¿Te ha sucedido alguna vez que, después de leer un texto, te resulta inconexo y no te queda clara la relación entre los párrafos? Esto es bastante habitual en textos de no ficción, que tienen un propósito concreto pero que, lamentablemente, se pierden a la hora de expresar las ideas que quieren dejar claras. En ficción también puede suceder, pero es menos habitual, además de que hay autores que se permiten ciertas licencias artísticas. Por ejemplo, en el caso de la novela Kanada de Juan Gómez Bárcena, de la que os hablé aquí hace unas semanas, el personaje protagonista está pasando por un episodio traumático, lo que justifica que sus pensamientos no se expresen de forma lógica y resulten incomprensibles o fracturados.

¿Qué son los mecanismos de cohesión?

En mi caso, aunque no leo todos los ensayos que me gustaría, es donde más he encontrado este problema: el autor sabe qué postura quiere defender y dispone de los argumentos para sustentarla pero, a la hora de redactar, no es capaz de mantener una lógica que permita al lector seguir su explicación.

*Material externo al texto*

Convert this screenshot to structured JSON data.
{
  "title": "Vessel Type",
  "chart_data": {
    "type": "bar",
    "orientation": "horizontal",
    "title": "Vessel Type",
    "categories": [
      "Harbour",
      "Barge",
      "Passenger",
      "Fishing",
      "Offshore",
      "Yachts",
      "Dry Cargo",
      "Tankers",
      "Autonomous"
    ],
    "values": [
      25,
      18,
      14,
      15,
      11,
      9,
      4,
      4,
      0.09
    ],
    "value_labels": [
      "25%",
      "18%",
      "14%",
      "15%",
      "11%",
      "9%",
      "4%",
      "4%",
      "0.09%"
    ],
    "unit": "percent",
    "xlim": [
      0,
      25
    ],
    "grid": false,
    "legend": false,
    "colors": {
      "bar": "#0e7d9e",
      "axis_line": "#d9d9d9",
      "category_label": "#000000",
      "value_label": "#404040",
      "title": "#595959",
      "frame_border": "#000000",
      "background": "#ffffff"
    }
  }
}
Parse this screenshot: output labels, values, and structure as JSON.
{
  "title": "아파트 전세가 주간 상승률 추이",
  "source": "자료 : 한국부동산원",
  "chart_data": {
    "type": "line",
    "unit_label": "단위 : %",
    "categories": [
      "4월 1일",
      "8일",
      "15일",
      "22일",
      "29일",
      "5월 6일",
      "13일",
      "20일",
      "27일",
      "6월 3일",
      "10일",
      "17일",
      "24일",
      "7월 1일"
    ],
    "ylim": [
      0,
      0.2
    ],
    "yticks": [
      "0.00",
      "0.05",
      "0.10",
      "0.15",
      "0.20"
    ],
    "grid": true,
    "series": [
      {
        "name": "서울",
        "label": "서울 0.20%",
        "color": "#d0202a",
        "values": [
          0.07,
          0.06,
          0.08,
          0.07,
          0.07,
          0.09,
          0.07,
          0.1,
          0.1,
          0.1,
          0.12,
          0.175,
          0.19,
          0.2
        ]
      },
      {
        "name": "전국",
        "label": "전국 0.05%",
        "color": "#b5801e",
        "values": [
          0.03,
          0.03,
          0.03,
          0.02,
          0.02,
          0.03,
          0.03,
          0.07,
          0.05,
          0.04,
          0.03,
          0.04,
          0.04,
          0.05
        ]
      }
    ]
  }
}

Esto puede suceder por varias razones: una de ellas, la más evidente, es que no se ha tomado un tiempo para pensar en qué idea principal y qué otras secundarias quiere expresar. Organizar un texto es una de las tareas previas más importantes que puedes llevar a cabo, como ya te contaba en este artículo.  Establece el foco del texto y las ideas subyacentes y tendrás buena parte del trabajo concluido.

Pero hay otra razón que puede ser causa del problema: no usar de forma adecuada los mecanismos de cohesión de un texto.

¿Qué son esos mecanismos? Son el conjunto de recursos sintácticos y semánticos que tenemos a nuestra disposición para expresar los vínculos o uniones entre frases o párrafos.

¿Por qué son tan importantes?

  • Porque facilitan la comprensión del texto al lector.
  • Porque contribuyen a que el lector se haga una idea mental del texto como una unidad.

A continuación os resumo algunos de los recursos de los que podéis hacer uso:

Algunos mecanismos de cohesión

La repetición léxica

La repetición léxica consiste en repetir tanto palabras como oraciones completas que ya se han mencionado con anterioridad, para hacer hincapié en un concepto al que se ha hecho referencia.

Es importante que notemos que en ocasiones esta repetición no está bien vista, porque se tiende a interpretar que el escritor está falto de mecanismos de escritura o de capacidad léxica para expresarse de múltiples formas. Puede llegar a considerarse incluso un error de redacción. Pero bien usado, es una herramienta que asegura la coherencia del texto y que cumple con creces su objetivo. Se recomienda en especial en textos de carácter científico.

Un ejemplo, algo forzado, podría ser el siguiente:

La casa quedó sola y abandonada. Nunca quisimos irnos de la casa. Hasta ahora todavía sueño con la casa.

La sustitución

Como se puede deducir con facilidad, consiste en sustituir un elemento léxico por otro para evitar dar la impresión de estar repitiendo de forma continuada la misma palabra. Se contemplan dos modalidades diferentes:

  • La sustitución sinonímica, cuando sustituimos un elemento léxico por otro de significado idéntico o casi idéntico:

La celebración del día del profesor fue todo un éxito: la asistencia y el comportamiento en este evento fue mejor de lo que se esperaba.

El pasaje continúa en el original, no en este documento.